All the Birds in the Sky(79)



Laurence couldn’t believe they were talking about visiting another planet. This was really really happening. He kept falling off his half beanbag with the giddiness. Every time Isobel said something about the evidence for KOI-232.04’s habitability, and the other exoplanet candidates they’d identified, he had to sit on his hand to keep from pumping his fist. Even with so many people dead and dying, even with the world on the edge of ruin. This was straight-up amazing.

“Thank you for that update.” Milton stared into his own lap for a moment. Then he looked up, in every direction at once. “There’s been a wrinkle. Earnest Mather has been running some numbers, and he has a … let’s say a concern. Earnest, can you share your findings with the group?”

“Umm.” Mather looked as though he’d been through a lot since Laurence dropped out of the sky and bought his company. He’d cut off his exuberantly frizzy hair and started wearing chunky engineer glasses. His shoulders were permanently hunched as he sat on a stool. “I have done the math about two thousand times, and there’s, well, a possibility. Let’s put it between ten percent and twenty percent. A possibility that if we turn this machine on, we’ll start a reaction that would lead to an antigravity cascade, which in turn could tear the Earth apart.”

“But tell them the good news,” Milton said quickly.

“The good news? Yes. The good news.” Earnest did his best to sit up straight. “First, we would probably have about a week, between turning the machine on and the Earth being obliterated. So, with efficient crowd control, we could get a lot of people through the gateway before Earth was gone. And there’s around a fifty percent chance that if the destructive reaction started, we could stop it by turning the machine off.”

“So,” said Milton. “Let’s say it’s a ten percent chance of the destructive reaction starting, and a fifty-fifty chance that we could avert a catastrophic outcome in that case. In fact, it might only be a five percent chance of planetary rupture. Or a ninety-five percent chance that everything would be fine. So, let’s discuss.”

Laurence felt like he’d jumped off that high gantry, instead of taking the elevator. He wondered if he should have found a way to warn more people about what happened to Priya. Everybody was trying to talk at once, but all Laurence could make out was Sougata’s cursing. Laurence looked at Isobel, whose folding chair wobbled as she hugged herself, and he wouldn’t swear she wasn’t crying. With no windows and the door sealed tight, the room seemed even more airless than it had before, and Laurence had an irrational panic that he would step outside this room and find the whole outside world erased, gone for good.

Earnest Mather was weeping into a wad of paper towels, even though he alone had known about this bombshell in advance. Maybe because he’d been processing the information for longer, he was readier to cry over it. Laurence couldn’t believe it was going to end like this. How was he going to keep Isobel from falling to pieces?

The room was full of declarations. Someone quoted Oppenheimer quoting the Bhagavad Gita. Tanaa said even a 1 percent chance of blowing up the planet was too much. “We always knew there were risks,” Tanaa said, “but this is insane.”

“Here’s the thing,” said Milton when the initial outrage had died down. “This technology was always a last resort. We went into this knowing we were leaping into the dreadful darkness. And I give you all my word: This technology will never see use, unless we all judge that the human race is past the brink of self-destruction.”

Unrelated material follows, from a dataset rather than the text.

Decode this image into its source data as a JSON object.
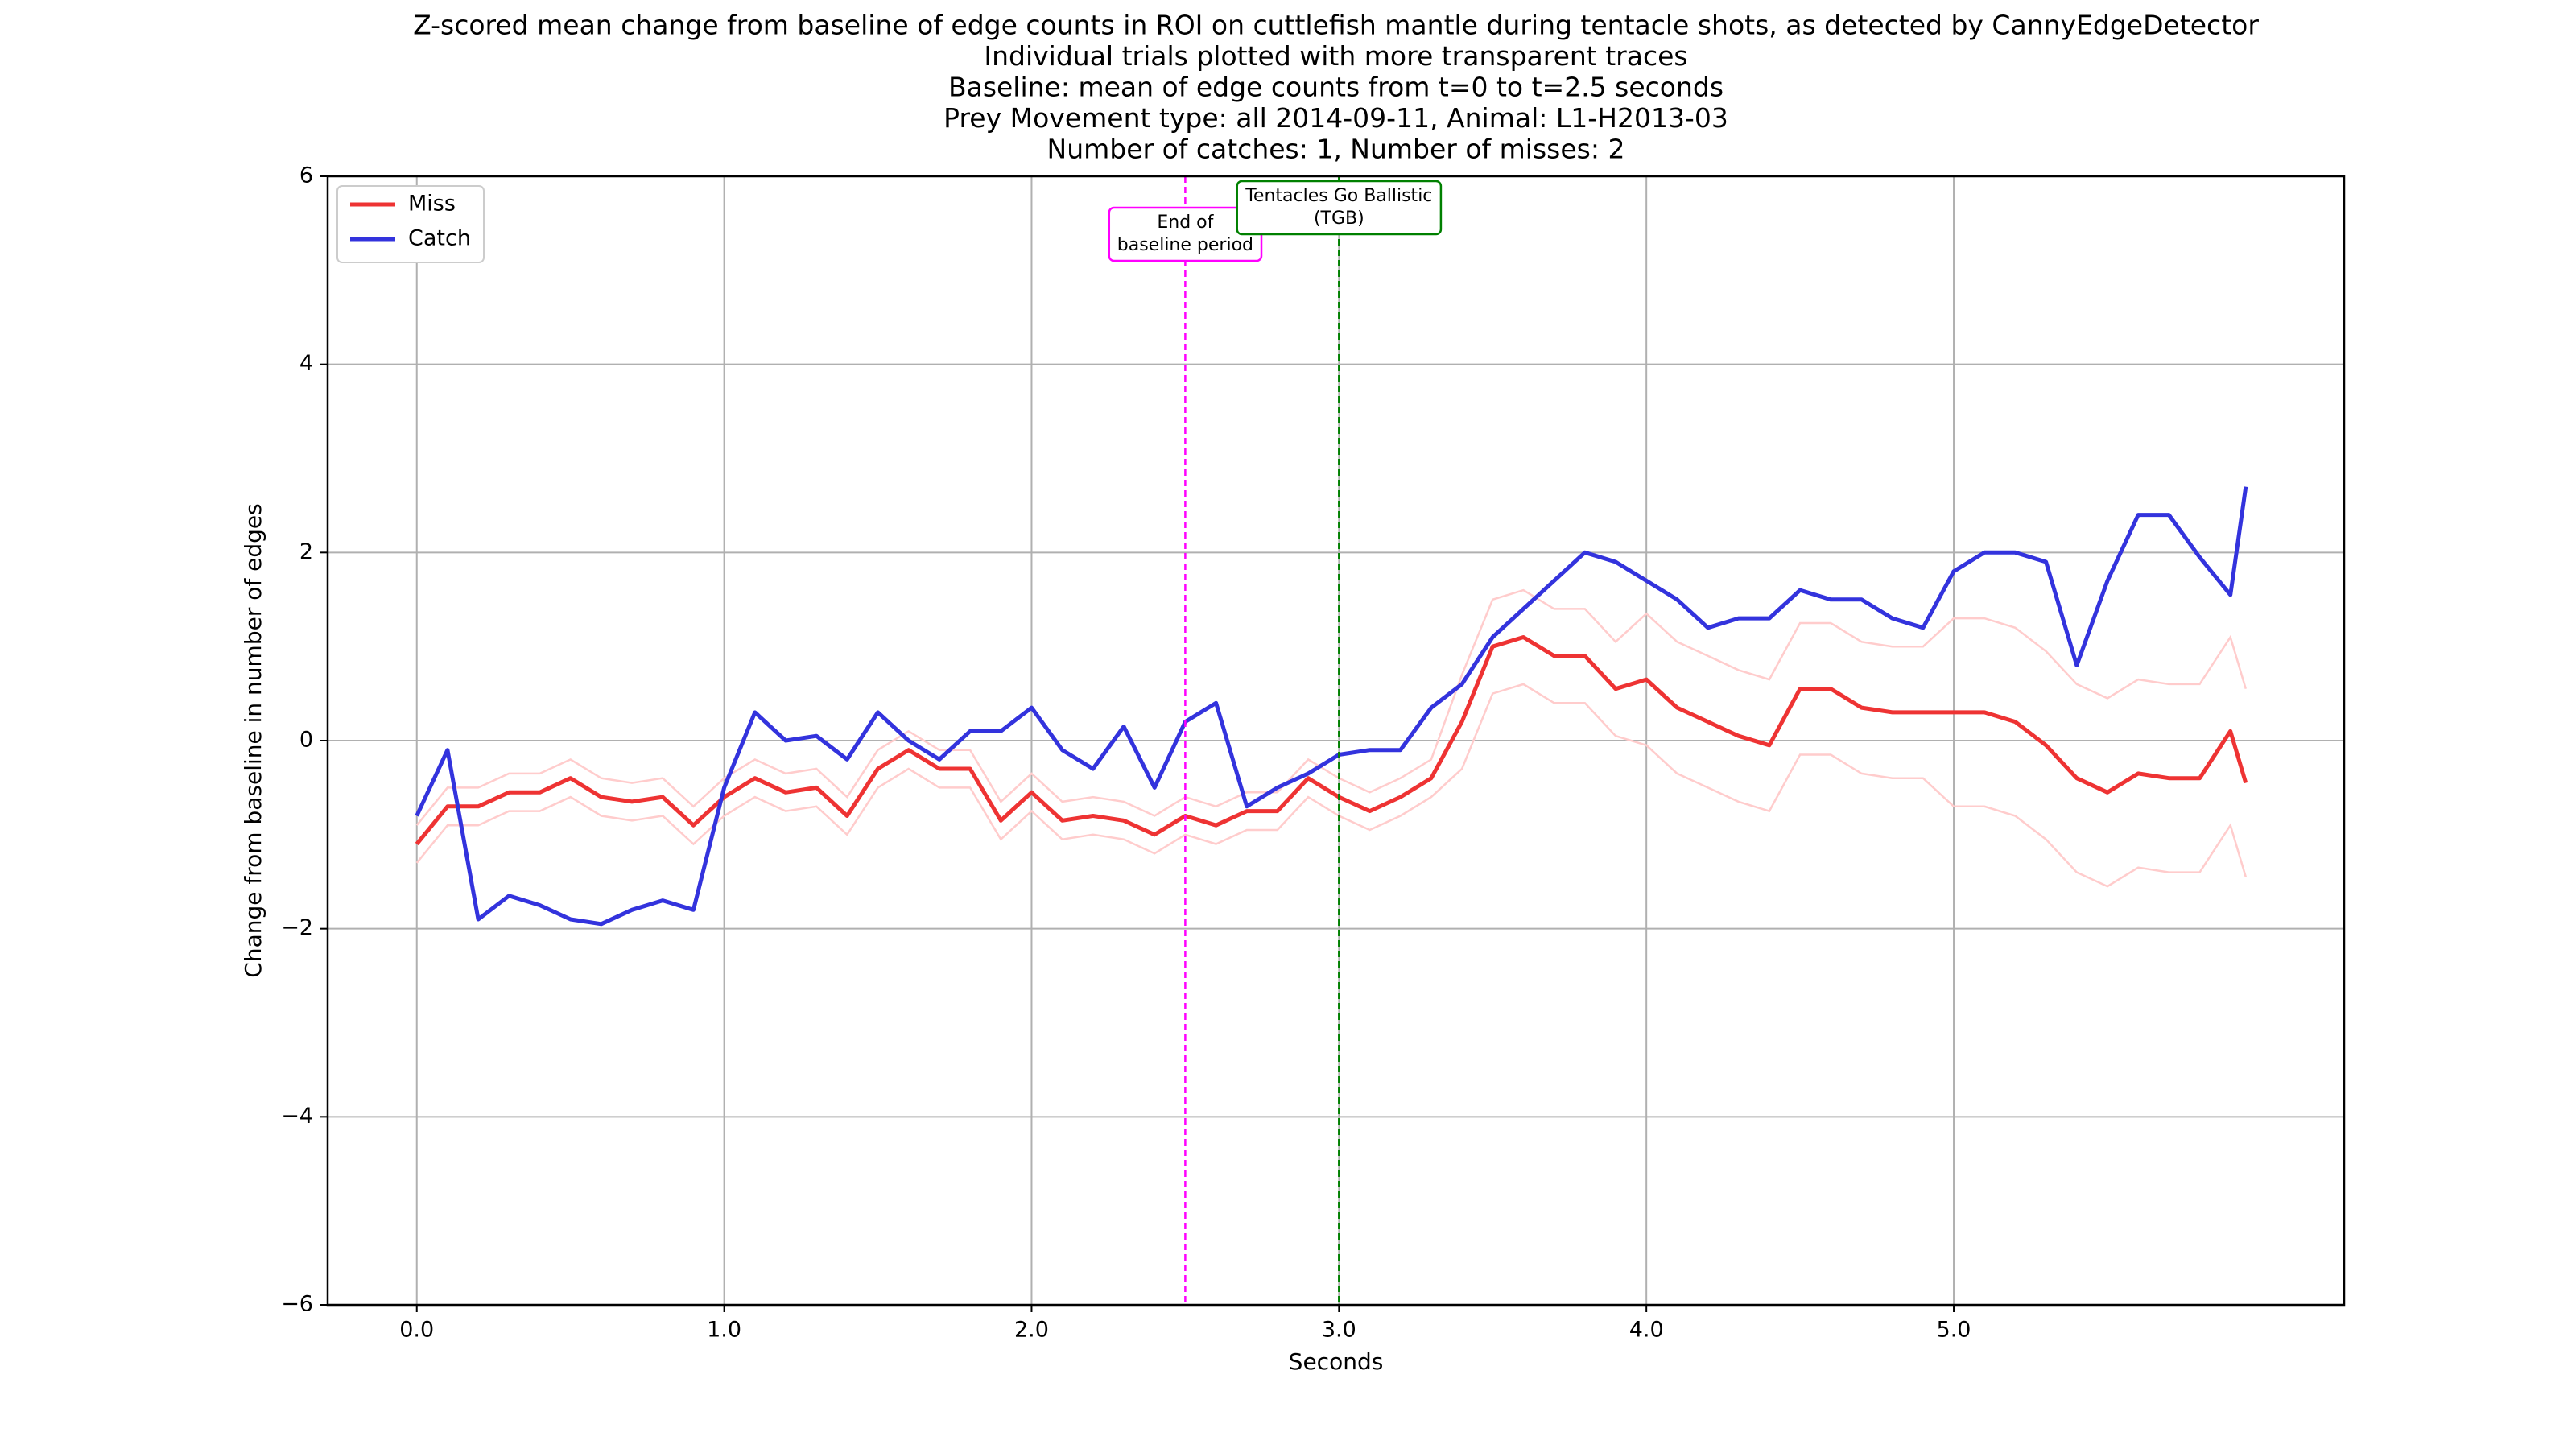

He paused again. Everybody inspected his or her hands.

“The sad truth is, there is a strong possibility our entire species is hosed, unless we act. It’s all too easy to imagine a number of different scenarios in which conflicts escalate to the point where doomsday weapons are unleashed. Or a total environmental collapse happens. If we see an overwhelming likelihood of that happening, and if we have confidence that we can keep a wormhole open for long enough to transport a sustainable population, then we have a duty to proceed.”

Nobody spoke for a while, as everybody chewed on this.

Anya was the one who decided to jump straight to being process-oriented. “What kind of safeguards or guarantees do we put in place to make sure the device isn’t activated unless we’re all convinced the world is in a near-doomsday situation?”

Earnest wanted to know just how many people they could hope to gather at short notice and send through the portal in the time it remained open. Not to mention supplies. Could they have a whole colony’s worth of people and material stashed someplace nearby, for the green light? Could they attempt to fly in people from other parts of the world, to maintain a diverse gene pool, in lieu of their original plan to build identical machines all over the planet?

“Let’s not derail into talking about logistics,” said Tanaa. “We’re still on the ethical question.”

“There is no ethical question,” said Jerome, another engineer, who wore tight braids and a collarless shirt. “As long as we all agree it won’t be used unless the world is for-certain doomed. That’s clear-cut. We have a moral imperative to prepare a safeguard.”

Milton was sitting back and letting them all argue, either waiting for them to come around to his point of view on their own, or else watching for the right opening to seize control again. Meanwhile, they were suffocating, sitting on folding chairs or beanbags, while Milton had an Aeron. Laurence flinched at the thought that history was being made in this disused server room, which was acquiring a sour-cabbage odor.